Immediately after using the recipe, you can find the log of the script here:

computer C:/Foldit/scriptlog.track (xml file)

For instance, if my track is called evo, I'll find the log in the xml file
C:/Foldit/scriptlog.evo

From there, I can copy-paste the all log (or see it on the full windows), of copy-paste only the sectionin the right format (like excel etc).

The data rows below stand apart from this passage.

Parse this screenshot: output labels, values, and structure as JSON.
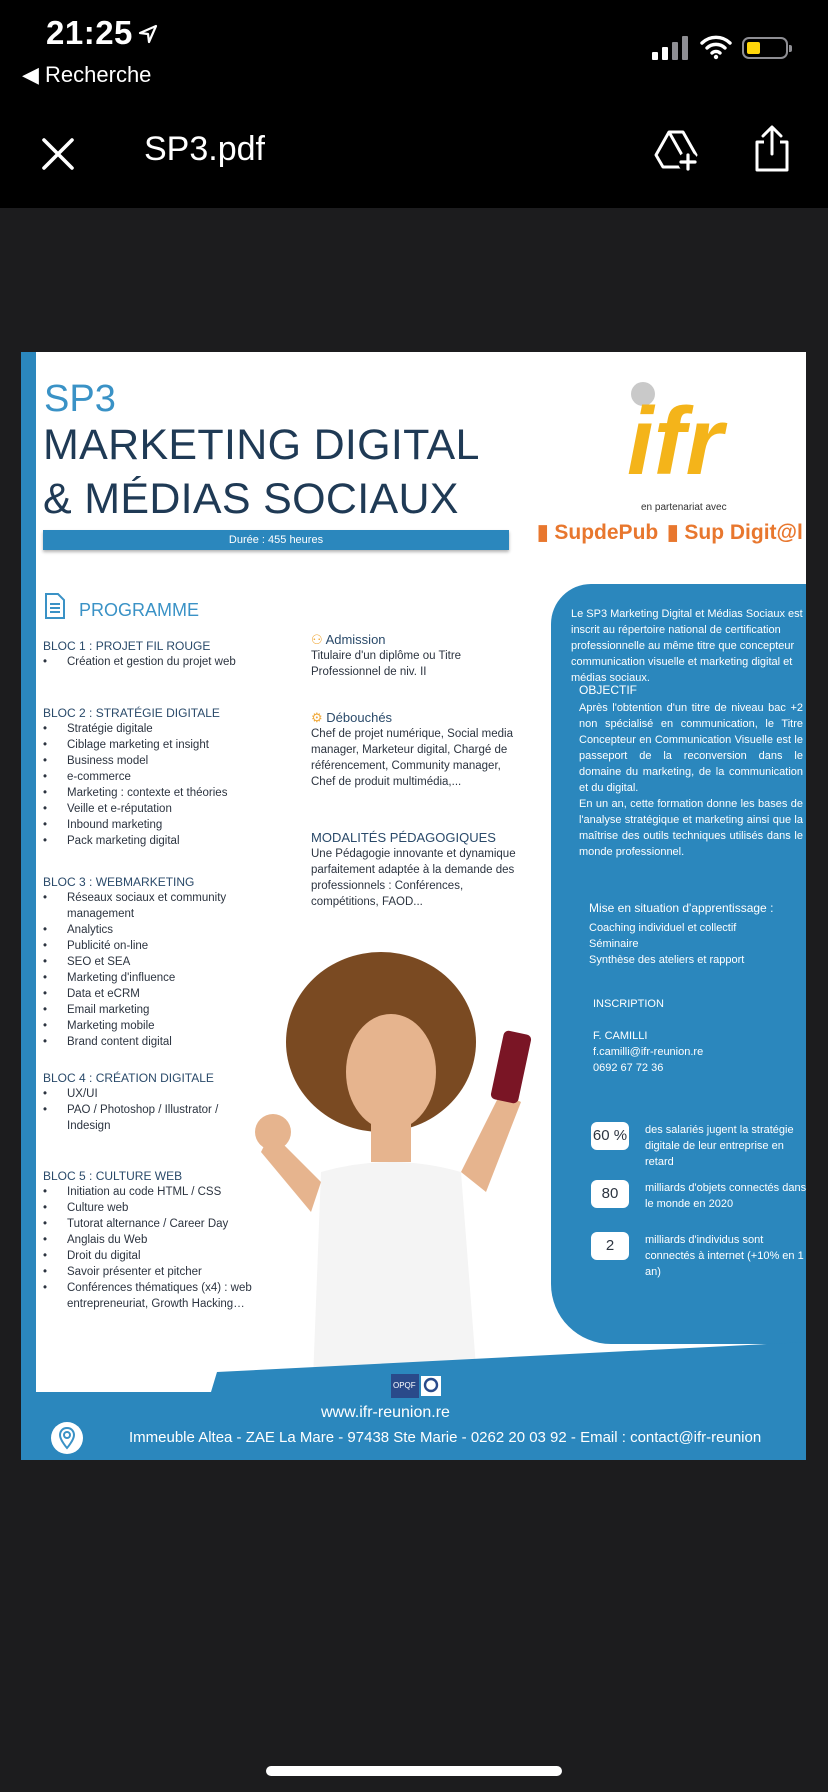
{
  "status_bar": {
    "time": "21:25",
    "back_label": "Recherche"
  },
  "nav": {
    "title": "SP3.pdf"
  },
  "pdf": {
    "sp3": "SP3",
    "title_line1": "MARKETING DIGITAL",
    "title_line2": "& MÉDIAS SOCIAUX",
    "duree": "Durée : 455 heures",
    "logo_text": "ifr",
    "partner_text": "en partenariat avec",
    "partner1": "SupdePub",
    "partner2": "Sup Digit@l",
    "programme_heading": "PROGRAMME",
    "blocs": [
      {
        "title": "BLOC 1 : PROJET FIL ROUGE",
        "items": [
          "Création et gestion du projet web"
        ]
      },
      {
        "title": "BLOC 2 : STRATÉGIE DIGITALE",
        "items": [
          "Stratégie digitale",
          "Ciblage marketing et insight",
          "Business model",
          "e-commerce",
          "Marketing : contexte et théories",
          "Veille et e-réputation",
          "Inbound marketing",
          "Pack marketing digital"
        ]
      },
      {
        "title": "BLOC 3 : WEBMARKETING",
        "items": [
          "Réseaux sociaux et community management",
          "Analytics",
          "Publicité on-line",
          "SEO et SEA",
          "Marketing d'influence",
          "Data et eCRM",
          "Email marketing",
          "Marketing mobile",
          "Brand content digital"
        ]
      },
      {
        "title": "BLOC 4 : CRÉATION DIGITALE",
        "items": [
          "UX/UI",
          "PAO / Photoshop / Illustrator / Indesign"
        ]
      },
      {
        "title": "BLOC 5 : CULTURE WEB",
        "items": [
          "Initiation au code HTML / CSS",
          "Culture web",
          "Tutorat alternance / Career Day",
          "Anglais du Web",
          "Droit du digital",
          "Savoir présenter et pitcher",
          "Conférences thématiques (x4) : web entrepreneuriat, Growth Hacking…"
        ]
      }
    ],
    "admission_h": "Admission",
    "admission_t": "Titulaire d'un diplôme ou Titre Professionnel de niv. II",
    "debouches_h": "Débouchés",
    "debouches_t": "Chef de projet numérique, Social media manager, Marketeur digital, Chargé de référencement, Community manager, Chef de produit multimédia,...",
    "modalites_h": "MODALITÉS PÉDAGOGIQUES",
    "modalites_t": "Une Pédagogie innovante et dynamique parfaitement adaptée à la demande des professionnels : Conférences, compétitions, FAOD...",
    "panel_intro": "Le SP3 Marketing Digital et Médias Sociaux est inscrit au répertoire national de certification professionnelle au même titre que concepteur communication visuelle et marketing digital et médias sociaux.",
    "objectif_h": "OBJECTIF",
    "objectif_t": "Après l'obtention d'un titre de niveau bac +2 non spécialisé en communication, le Titre Concepteur en Communication Visuelle est le passeport de la reconversion dans le domaine du marketing, de la communication et du digital.",
    "objectif_t2": "En un an, cette formation donne les bases de l'analyse stratégique et marketing ainsi que la maîtrise des outils techniques utilisés dans le monde professionnel.",
    "mise_h": "Mise en situation d'apprentissage :",
    "mise_items": [
      "Coaching individuel et collectif",
      "Séminaire",
      "Synthèse des ateliers et rapport"
    ],
    "inscription_h": "INSCRIPTION",
    "contact_name": "F. CAMILLI",
    "contact_email": "f.camilli@ifr-reunion.re",
    "contact_phone": "0692 67 72 36",
    "stats": [
      {
        "value": "60 %",
        "text": "des salariés jugent la stratégie digitale de leur entreprise en retard"
      },
      {
        "value": "80",
        "text": "milliards d'objets connectés dans le monde en 2020"
      },
      {
        "value": "2",
        "text": "milliards d'individus sont connectés à internet (+10% en 1 an)"
      }
    ],
    "opqf": "OPQF",
    "website": "www.ifr-reunion.re",
    "address": "Immeuble Altea - ZAE La Mare - 97438 Ste Marie - 0262 20 03 92 - Email : contact@ifr-reunion"
  }
}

LuaRandom2 might make *.png images from DistMap1 output:

It may be possible to use part of the scriptlog file output by DistMap1 as input to the standalone Lua script LuaRandom2 (http://fold.it/portal/recipe/101669) to generate a Distance Map in *.png format, but I have not tried this myself. I would try chway=1,9, or 10, chart spacing=0 or 1, chart labels=0 or 1, and check the box for "Include a full-size chart" in DistMap1 for this.

output for 1189

Hi all,

Just getting caught up on this thread. 1189 output: http://fold.it/portal/files/chatimg/irc_476462_1455386022.png

I'll look into a script that would create png files from the scriptlog. It would be a standalone script, as Jeff mentions.